Africanistan
La déferlante islamiste qui a succédé aux révoltes arabes pourrait ne pas surprendre dans une région travaillée par le démon de l’orthodoxie et soumise à l’influence des Frères musulmans depuis près d’un demi-siècle. Mais tel n’est pas le cas de l’Afrique subsaharienne, dont les coutumes millénaires et l’islam confrérique ont servi jusqu’ici de rempart contre l’idéologie intégriste. Hélas, ce qui se passe actuellement dans le nord du Mali n’augure pas le meilleur pour le sud du continent. Les soldats d’Aqmi (Al-Qaïda au Maghreb islamique), rejoints par des rebelles extrémistes, jurent de laver l’Afrique de ses « hérésies » et de la mettre sur le droit chemin de l’islam. Ils oublient que les premières conquêtes musulmanes n’ont été victorieuses que grâce au respect des coutumes locales et des richesses culturelles des terres convoitées. Mais les djihadistes des temps modernes, au panache factice et à l’intolérance chevillée au corps, n’ont rien des compagnons du Prophète.
Au Mali, où l’urgence consiste à endiguer la pauvreté, l’analphabétisme et la sécheresse, ces don Quichotte en djellaba ont choisi de commencer par la tournée des bars, avec pour divine mission la destruction des réserves d’alcool. Sur les écrans de télévision du monde entier, ils ont brandi en guise de trophées des bouteilles de bière qu’ils ont cassées aux cris d’« Allah Akbar ! ». Quelle prouesse ! Quel héroïsme ! Après quoi ils ont réitéré l’exploit des talibans – qui avaient commis l’infâme en détruisant les bouddhas de Bamiyan -, s’en prenant aux statuettes de divinités africaines millénaires. Puis ce fut le tour des amulettes et des grigris, avant la profanation des tombes et des mausolées.
Purificateurs
Les djihadistes ne cessent de prôner l’esthétique de la laideur et la culture de la mort.

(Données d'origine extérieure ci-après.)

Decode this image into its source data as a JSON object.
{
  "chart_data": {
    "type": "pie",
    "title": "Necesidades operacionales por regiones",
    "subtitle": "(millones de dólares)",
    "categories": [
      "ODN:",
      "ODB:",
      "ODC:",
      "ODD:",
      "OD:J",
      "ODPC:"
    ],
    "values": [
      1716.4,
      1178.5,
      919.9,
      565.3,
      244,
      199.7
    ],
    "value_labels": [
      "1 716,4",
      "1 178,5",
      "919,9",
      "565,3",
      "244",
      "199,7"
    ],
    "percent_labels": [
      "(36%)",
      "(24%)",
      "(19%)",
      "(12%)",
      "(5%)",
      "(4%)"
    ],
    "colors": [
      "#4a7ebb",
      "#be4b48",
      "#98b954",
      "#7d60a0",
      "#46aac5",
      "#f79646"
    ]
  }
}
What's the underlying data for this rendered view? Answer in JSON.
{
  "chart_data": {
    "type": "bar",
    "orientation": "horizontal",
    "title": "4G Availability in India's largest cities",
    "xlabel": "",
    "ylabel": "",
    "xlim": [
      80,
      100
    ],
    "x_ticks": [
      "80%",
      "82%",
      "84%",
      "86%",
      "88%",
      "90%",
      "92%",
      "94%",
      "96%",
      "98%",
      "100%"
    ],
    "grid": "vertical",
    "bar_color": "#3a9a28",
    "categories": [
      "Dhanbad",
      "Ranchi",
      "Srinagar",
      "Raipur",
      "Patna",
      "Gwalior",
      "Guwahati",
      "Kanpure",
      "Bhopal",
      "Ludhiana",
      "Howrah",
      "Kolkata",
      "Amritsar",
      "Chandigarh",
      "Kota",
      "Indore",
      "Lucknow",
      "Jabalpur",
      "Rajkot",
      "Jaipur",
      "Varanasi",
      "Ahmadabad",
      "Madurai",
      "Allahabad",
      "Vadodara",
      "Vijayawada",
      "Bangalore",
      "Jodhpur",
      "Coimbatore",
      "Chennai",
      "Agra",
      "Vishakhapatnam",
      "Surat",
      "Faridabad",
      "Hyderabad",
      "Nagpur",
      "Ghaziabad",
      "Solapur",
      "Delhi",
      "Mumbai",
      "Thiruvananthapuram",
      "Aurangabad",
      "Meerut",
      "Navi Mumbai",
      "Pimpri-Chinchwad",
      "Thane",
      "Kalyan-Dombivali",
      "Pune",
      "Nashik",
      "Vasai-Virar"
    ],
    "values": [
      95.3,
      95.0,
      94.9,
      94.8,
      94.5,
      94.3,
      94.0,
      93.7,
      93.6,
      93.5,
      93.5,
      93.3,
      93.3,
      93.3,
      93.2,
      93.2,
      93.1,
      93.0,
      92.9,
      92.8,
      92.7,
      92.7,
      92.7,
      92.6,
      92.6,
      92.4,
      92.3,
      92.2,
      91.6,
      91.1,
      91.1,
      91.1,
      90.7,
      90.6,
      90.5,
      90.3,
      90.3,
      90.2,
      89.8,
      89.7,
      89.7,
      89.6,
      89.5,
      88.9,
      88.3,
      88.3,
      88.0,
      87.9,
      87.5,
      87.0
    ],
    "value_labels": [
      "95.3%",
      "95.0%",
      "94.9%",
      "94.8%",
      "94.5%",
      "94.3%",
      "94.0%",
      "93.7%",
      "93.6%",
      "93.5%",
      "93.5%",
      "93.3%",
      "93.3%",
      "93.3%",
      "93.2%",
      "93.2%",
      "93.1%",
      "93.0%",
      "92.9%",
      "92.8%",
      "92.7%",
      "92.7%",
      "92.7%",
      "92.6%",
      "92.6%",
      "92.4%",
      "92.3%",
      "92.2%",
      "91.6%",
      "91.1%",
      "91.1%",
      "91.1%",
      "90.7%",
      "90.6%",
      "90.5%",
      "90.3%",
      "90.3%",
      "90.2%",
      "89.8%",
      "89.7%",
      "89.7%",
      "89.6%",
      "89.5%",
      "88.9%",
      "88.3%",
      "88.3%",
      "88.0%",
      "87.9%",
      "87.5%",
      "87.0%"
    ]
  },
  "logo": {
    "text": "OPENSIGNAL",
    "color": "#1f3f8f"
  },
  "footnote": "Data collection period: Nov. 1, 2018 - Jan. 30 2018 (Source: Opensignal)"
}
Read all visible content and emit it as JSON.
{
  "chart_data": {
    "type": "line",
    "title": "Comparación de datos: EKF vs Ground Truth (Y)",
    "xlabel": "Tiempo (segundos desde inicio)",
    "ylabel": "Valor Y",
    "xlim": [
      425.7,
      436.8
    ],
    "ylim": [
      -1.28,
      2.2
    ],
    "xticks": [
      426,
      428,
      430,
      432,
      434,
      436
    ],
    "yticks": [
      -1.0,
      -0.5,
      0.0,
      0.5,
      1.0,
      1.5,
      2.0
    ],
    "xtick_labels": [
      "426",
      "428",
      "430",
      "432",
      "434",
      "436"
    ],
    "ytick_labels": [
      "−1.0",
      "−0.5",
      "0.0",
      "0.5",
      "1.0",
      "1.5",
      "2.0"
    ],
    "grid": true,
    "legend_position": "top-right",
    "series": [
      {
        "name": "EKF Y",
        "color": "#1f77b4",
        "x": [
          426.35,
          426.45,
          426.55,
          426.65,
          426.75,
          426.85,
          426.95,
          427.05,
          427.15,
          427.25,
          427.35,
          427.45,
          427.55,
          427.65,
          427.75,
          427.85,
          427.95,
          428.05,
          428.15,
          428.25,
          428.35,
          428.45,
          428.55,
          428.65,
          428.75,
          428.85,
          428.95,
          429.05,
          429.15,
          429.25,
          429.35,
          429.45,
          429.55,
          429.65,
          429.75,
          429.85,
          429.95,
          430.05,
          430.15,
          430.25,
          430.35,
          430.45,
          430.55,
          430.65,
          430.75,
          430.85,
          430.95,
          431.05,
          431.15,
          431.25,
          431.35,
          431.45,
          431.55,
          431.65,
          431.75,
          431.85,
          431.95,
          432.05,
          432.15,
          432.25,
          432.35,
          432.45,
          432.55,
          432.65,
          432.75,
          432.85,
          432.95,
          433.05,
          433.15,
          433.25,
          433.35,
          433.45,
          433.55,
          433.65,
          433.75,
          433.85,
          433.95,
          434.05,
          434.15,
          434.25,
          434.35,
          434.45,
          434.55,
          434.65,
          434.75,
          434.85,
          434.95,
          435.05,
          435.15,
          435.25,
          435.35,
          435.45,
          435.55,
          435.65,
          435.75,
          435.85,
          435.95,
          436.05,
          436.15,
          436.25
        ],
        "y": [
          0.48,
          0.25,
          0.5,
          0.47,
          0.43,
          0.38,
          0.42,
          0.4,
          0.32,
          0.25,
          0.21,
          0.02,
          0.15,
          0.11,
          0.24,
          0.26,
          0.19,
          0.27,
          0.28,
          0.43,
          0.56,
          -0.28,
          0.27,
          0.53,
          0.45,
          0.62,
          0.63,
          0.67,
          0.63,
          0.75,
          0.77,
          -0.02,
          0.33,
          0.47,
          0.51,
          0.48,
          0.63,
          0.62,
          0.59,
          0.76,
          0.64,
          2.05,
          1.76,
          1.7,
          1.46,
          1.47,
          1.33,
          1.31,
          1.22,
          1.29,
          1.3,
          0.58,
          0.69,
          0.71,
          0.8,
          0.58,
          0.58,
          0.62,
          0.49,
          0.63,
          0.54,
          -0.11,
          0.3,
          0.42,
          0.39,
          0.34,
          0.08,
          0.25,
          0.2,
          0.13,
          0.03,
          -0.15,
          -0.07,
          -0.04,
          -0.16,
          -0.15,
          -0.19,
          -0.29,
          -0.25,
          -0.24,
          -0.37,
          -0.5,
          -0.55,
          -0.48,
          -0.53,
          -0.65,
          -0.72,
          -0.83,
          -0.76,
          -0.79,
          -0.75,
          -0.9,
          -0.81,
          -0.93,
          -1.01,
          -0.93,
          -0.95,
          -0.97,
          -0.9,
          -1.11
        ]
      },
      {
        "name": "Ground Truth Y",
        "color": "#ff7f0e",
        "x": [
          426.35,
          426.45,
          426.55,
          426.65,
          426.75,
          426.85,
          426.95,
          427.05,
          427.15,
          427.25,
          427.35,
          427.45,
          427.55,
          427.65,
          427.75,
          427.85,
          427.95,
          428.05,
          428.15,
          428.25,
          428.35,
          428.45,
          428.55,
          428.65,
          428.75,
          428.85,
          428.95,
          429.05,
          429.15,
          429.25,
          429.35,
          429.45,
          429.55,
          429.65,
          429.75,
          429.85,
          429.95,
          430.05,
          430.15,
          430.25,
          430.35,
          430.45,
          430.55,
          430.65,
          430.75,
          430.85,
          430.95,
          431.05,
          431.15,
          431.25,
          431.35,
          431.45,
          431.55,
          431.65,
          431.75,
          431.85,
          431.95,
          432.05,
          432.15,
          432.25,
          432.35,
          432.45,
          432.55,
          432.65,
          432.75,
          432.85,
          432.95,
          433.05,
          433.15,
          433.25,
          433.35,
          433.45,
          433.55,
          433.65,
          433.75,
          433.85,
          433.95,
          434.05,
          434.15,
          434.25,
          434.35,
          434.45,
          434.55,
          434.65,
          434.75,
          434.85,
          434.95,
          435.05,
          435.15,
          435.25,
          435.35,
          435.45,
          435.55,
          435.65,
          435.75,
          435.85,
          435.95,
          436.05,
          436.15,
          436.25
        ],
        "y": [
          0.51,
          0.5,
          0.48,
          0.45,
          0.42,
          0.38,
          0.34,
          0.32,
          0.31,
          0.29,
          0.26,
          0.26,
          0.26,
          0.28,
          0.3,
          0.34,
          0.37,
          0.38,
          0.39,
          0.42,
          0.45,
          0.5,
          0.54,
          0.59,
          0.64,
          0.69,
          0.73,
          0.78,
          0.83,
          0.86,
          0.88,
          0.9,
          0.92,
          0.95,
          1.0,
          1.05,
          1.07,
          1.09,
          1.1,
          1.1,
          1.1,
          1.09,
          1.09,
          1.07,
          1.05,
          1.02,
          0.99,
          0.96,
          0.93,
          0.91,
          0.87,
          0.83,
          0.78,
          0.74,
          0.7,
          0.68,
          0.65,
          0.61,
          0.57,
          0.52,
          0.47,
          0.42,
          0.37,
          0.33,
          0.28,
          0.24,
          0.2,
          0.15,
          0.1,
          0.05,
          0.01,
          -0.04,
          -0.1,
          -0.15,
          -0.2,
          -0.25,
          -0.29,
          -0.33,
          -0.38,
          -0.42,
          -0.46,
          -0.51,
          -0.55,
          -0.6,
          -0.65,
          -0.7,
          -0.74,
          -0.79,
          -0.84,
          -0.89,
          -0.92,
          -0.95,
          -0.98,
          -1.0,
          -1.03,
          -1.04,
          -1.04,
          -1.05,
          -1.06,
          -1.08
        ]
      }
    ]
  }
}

Rien n’empêche désormais ces purificateurs de brûler les manuscrits de Tombouctou, qu’ils jugeraient « hérétiques ». Et pourquoi pas remplacer le bambara et le songhaï par l’arabe ? Pourquoi pas sortir de la tête des enfants les contes de griots et interdire les palabres sous prétexte qu’elles brouilleraient le message de la charia ? Entre-temps, les salafistes s’emploieraient à couvrir les Africaines de la tête au pied. Enfermez-moi donc toutes ces graines du diable qui s’obstinent à se faire de jolies nattes et à gambader comme des gazelles ! Brûlez-moi ces tissus en bogolan et ces boubous en basin. La musique ? La voix du muezzin remplacera la kora et le n’goni. Fêter les récoltes au pas du soumou ? Vous plaisantez ? Les danses masquées ? Vous savez bien que le seul masque qui vous sied est le tchador !
Ainsi serait l’Afrique d’Aqmi et d’Ansar Eddine – dont le nom signifie « défenseurs de la religion », mais qui, en réalité, en sont les pires détracteurs. Plutôt que de se souvenir, comme le clame l’adage, que « Dieu est beau et aime la beauté », les djihadistes ne cessent de prôner l’esthétique de la laideur et la culture de la mort. Alors, le jour où l’Afrique sera l’Africanistan, on y perdra non seulement l’âme du continent mais la mémoire du monde. Et l’on parlera, à raison, du plus grand crime contre l’humanité.